In 1884, he persuaded Robinson to appoint him as the British commissioner with responsibility for southern Bechuanaland. On learning of the appointment, an official in the Colonial Office in London asked: ‘What information have we respecting Mr Rhodes?’ A colleague replied that Rhodes was ‘a sensible man’ although inexperienced and untrained in administrative work. The general view in London was that he would ‘do very well as a stop gap’.

Rhodes set out for Bechuanaland in August 1884. His plan was to offer the Boer freebooters title for land they still occupied on condition they dispensed with their republics and accepted Cape rule. Stellaland’s Boers seemed ready to agree, but the Boers of Goshen, aided and abetted by Kruger, were far more hostile. In September, Kruger made his intentions clear by proclaiming the Transvaal’s annexation of Goshen and of Montshiwa’s remaining territory, in defiance of his agreements with the British.

Kruger’s arbitrary action finally prompted the British government to intervene. It sent an armed force of 4,000 men to clear out the freebooters and settled the future of Bechuanaland by establishing British control there in 1885. The southern half, up to the Molopo River, was declared a Crown colony called British Bechuanaland, with the expectation that it would eventually be transferred to the Cape. The northern half, including Kgama’s Ngwato chiefdom, became a British ‘protectorate’.

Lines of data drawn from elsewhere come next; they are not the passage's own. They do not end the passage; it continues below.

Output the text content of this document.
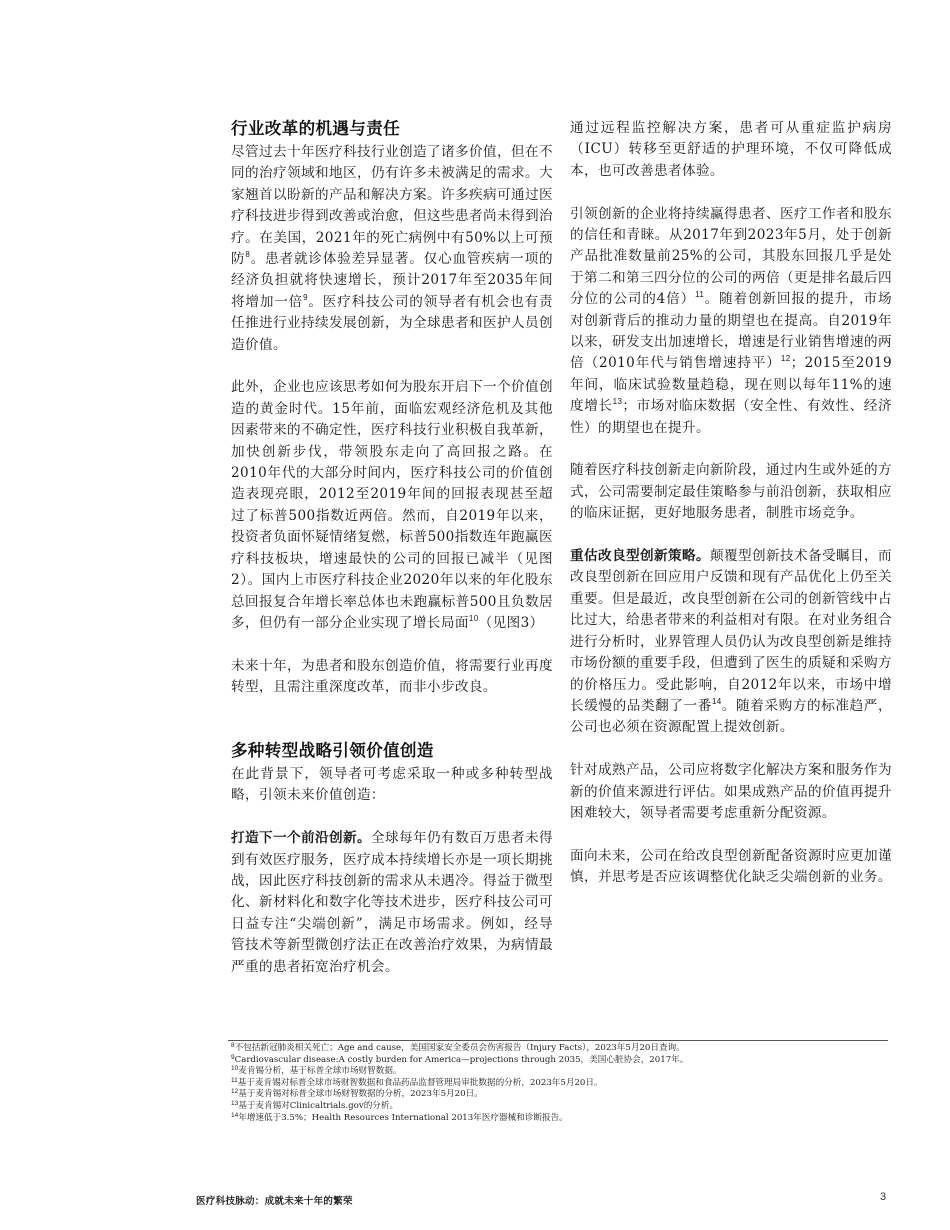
行业改革的机遇与责任

尽管过去十年医疗科技行业创造了诸多价值，但在不同的治疗领域和地区，仍有许多未被满足的需求。大家翘首以盼新的产品和解决方案。许多疾病可通过医疗科技进步得到改善或治愈，但这些患者尚未得到治疗。在美国，2021年的死亡病例中有50%以上可预防$^8$。患者就诊体验差异显著。仅心血管疾病一项的经济负担就将快速增长，预计2017年至2035年间将增加一倍$^9$。医疗科技公司的领导者有机会也有责任推进行业持续发展创新，为全球患者和医护人员创造价值。

此外，企业也应该思考如何为股东开启下一个价值创造的黄金时代。15年前，面临宏观经济危机及其他因素带来的不确定性，医疗科技行业积极自我革新，加快创新步伐，带领股东走向了高回报之路。在2010年代的大部分时间内，医疗科技公司的价值创造表现亮眼，2012至2019年间的回报表现甚至超过了标普500指数近两倍。然而，自2019年以来，投资者负面怀疑情绪复燃，标普500指数连年跑赢医疗科技板块，增速最快的公司的回报已减半（见图2）。国内上市医疗科技企业2020年以来的年化股东总回报复合年增长率总体也未跑赢标普500且负数居多，但仍有一部分企业实现了增长局面$^{10}$（见图3）

未来十年，为患者和股东创造价值，将需要行业再度转型，且需注重深度改革，而非小步改良。

多种转型战略引领价值创造

在此背景下，领导者可考虑采取一种或多种转型战略，引领未来价值创造：

打造下一个前沿创新。全球每年仍有数百万患者未得到有效医疗服务，医疗成本持续增长亦是一项长期挑战，因此医疗科技创新的需求从未遇冷。得益于微型化、新材料化和数字化等技术进步，医疗科技公司可日益专注“尖端创新”，满足市场需求。例如，经导管技术等新型微创疗法正在改善治疗效果，为病情最严重的患者拓宽治疗机会。

通过远程监控解决方案，患者可从重症监护病房（ICU）转移至更舒适的护理环境，不仅可降低成本，也可改善患者体验。

引领创新的企业将持续赢得患者、医疗工作者和股东的信任和青睐。从2017年到2023年5月，处于创新产品批准数量前25%的公司，其股东回报几乎是处于第二和第三四分位的公司的两倍（更是排名最后四分位的公司的4倍）$^{11}$。随着创新回报的提升，市场对创新背后的推动力量的期望也在提高。自2019年以来，研发支出加速增长，增速是行业销售增速的两倍（2010年代与销售增速持平）$^{12}$；2015至2019年间，临床试验数量趋稳，现在则以每年11%的速度增长$^{13}$；市场对临床数据（安全性、有效性、经济性）的期望也在提升。

随着医疗科技创新走向新阶段，通过内生或外延的方式，公司需要制定最佳策略参与前沿创新，获取相应的临床证据，更好地服务患者，制胜市场竞争。

重估改良型创新策略。颠覆型创新技术备受瞩目，而改良型创新在回应用户反馈和现有产品优化上仍至关重要。但是最近，改良型创新在公司的创新管线中占比过大，给患者带来的利益相对有限。在对业务组合进行分析时，业界管理人员仍认为改良型创新是维持市场份额的重要手段，但遭到了医生的质疑和采购方的价格压力。受此影响，自2012年以来，市场中增长缓慢的品类翻了一番$^{14}$。随着采购方的标准趋严，公司也必须在资源配置上提效创新。

针对成熟产品，公司应将数字化解决方案和服务作为新的价值来源进行评估。如果成熟产品的价值再提升困难较大，领导者需要考虑重新分配资源。

面向未来，公司在给改良型创新配备资源时应更加谨慎，并思考是否应该调整优化缺乏尖端创新的业务。

$^8$不包括新冠肺炎相关死亡；Age and cause，美国国家安全委员会伤害报告（Injury Facts），2023年5月20日查询。
$^9$Cardiovascular disease:A costly burden for America—projections through 2035，美国心脏协会，2017年。
$^{10}$麦肯锡分析，基于标普全球市场财智数据。
$^{11}$基于麦肯锡对标普全球市场财智数据和食品药品监督管理局审批数据的分析，2023年5月20日。
$^{12}$基于麦肯锡对标普全球市场财智数据的分析，2023年5月20日。
$^{13}$基于麦肯锡对Clinicaltrials.gov的分析。
$^{14}$年增速低于3.5%；Health Resources International 2013年医疗器械和诊断报告。
医疗科技脉动：成就未来十年的繁荣	3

In Kimberley, Rhodes and Beit forged an increasingly effective alliance. Rhodes came to depend on Beit’s financial advice. Any problems concerning diamonds would invariably be solved by Beit. ‘Ask little Alfred’ became a catchphrase among Rhodes’s circle of friends. They were often seen together at the Kimberley Club, sharing a customary drink to start the day; their favourite tipple was a mixture of champagne and stout. They played poker there, albeit badly. Occasionally, they attended a Bachelors’ Ball, Rhodes vigorously twirling the plainest girl in the room, Beit indulging his penchant for tall girls.

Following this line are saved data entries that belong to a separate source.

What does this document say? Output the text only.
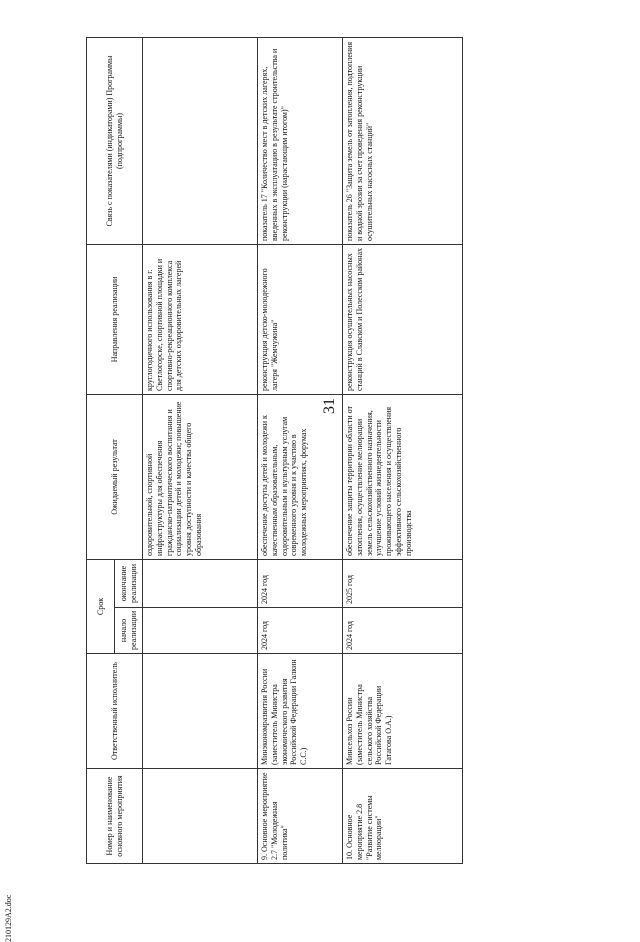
31
Номер и наименование основного мероприятия	Ответственный исполнитель	Срок		Ожидаемый результат	Направления реализации	Связь с показателями (индикаторами) Программы (подпрограммы)
		начало реализации	окончание реализации			
				оздоровительной, спортивной инфраструктуры для обеспечения гражданско-патриотического воспитания и социализации детей и молодежи; повышение уровня доступности и качества общего образования	круглогодичного использования в г. Светлогорске, спортивной площадки и спортивно-рекреационного комплекса для детских оздоровительных лагерей	
9. Основное мероприятие 2.7 "Молодежная политика"	Минэкономразвития России (заместитель Министра экономического развития Российской Федерации Галкин С.С.)	2024 год	2024 год	обеспечение доступа детей и молодежи к качественным образовательным, оздоровительным и культурным услугам современного уровня и к участию в молодежных мероприятиях, форумах	реконструкция детско-молодежного лагеря "Жемчужина"	показатель 17 "Количество мест в детских лагерях, введенных в эксплуатацию в результате строительства и реконструкции (нарастающим итогом)"
10. Основное мероприятие 2.8 "Развитие системы мелиорации"	Минсельхоз России (заместитель Министра сельского хозяйства Российской Федерации Гатагова О.А.)	2024 год	2025 год	обеспечение защиты территории области от затопления, осуществление мелиорации земель сельскохозяйственного назначения, улучшение условий жизнедеятельности проживающего населения и осуществления эффективного сельскохозяйственного производства	реконструкция осушительных насосных станций в Славском и Полесском районах	показатель 26 "Защита земель от затопления, подтопления и водной эрозии за счет проведения реконструкции осушительных насосных станций"
210129A2.doc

In the final race to gain control of the diamond industry, their alliance was to prove decisive. Beit’s connections with foreign banks provided the finance for their takeovers. Their main rival was Barney Barnato. After months of frantic bidding and speculation, they all reached agreement in March 1888 to consolidate their assets in a single company: De Beers Consolidated Mines Limited. The company’s assets were considerable. It owned the whole of the De Beers mine, three-fifths of the shares in the Kimberley mine and a controlling interest in both Bultfontein and Dutoitspan. Barnato was the largest shareholder in the new company, with 7,000 shares; Rhodes had 4,000. Rhodes called on the remaining shareholders to surrender and triumphantly proclaimed his determination to make De Beers ‘the richest, the greatest, and the most powerful Company the world has ever seen’.

In the following months, Rhodes proceeded to buy out the remaining independent mine operators. By September 1889, he had achieved a complete monopoly of all Kimberley’s mines – accounting for 90 per cent of the world’s production. In alliance with the world’s principal diamond merchants, he then set out to achieve a marketing monopoly of the diamond trade, to ensure that the market could be manipulated to the best advantage, keeping supply in line with the highest price available. By 1891, virtually all Kimberley’s output was channelled to members of a syndicate based in London controlling the system.

At Rhodes’s behest, the new De Beers company was set up with ambitions that far outstripped the original purposes of the old De Beers company. Instead of being limited to diamond mining, Rhodes insisted that the new company be able to engage in any business enterprise, annex land in any part of Africa, govern foreign territories and maintain standing armies. He intended to use his fortune in furtherance of ‘big schemes’ he had long nurtured. ‘Money is power,’ explained Rhodes, ‘and what can one accomplish without power? That is why I must have money. Ideas are no good without money . . . For its own sake I do not care for money. I never tried it for its own sake but it is a power and I like power.’

From their base in Kimberley, the mining magnates next set their sights on the goldfields of Kruger’s Transvaal.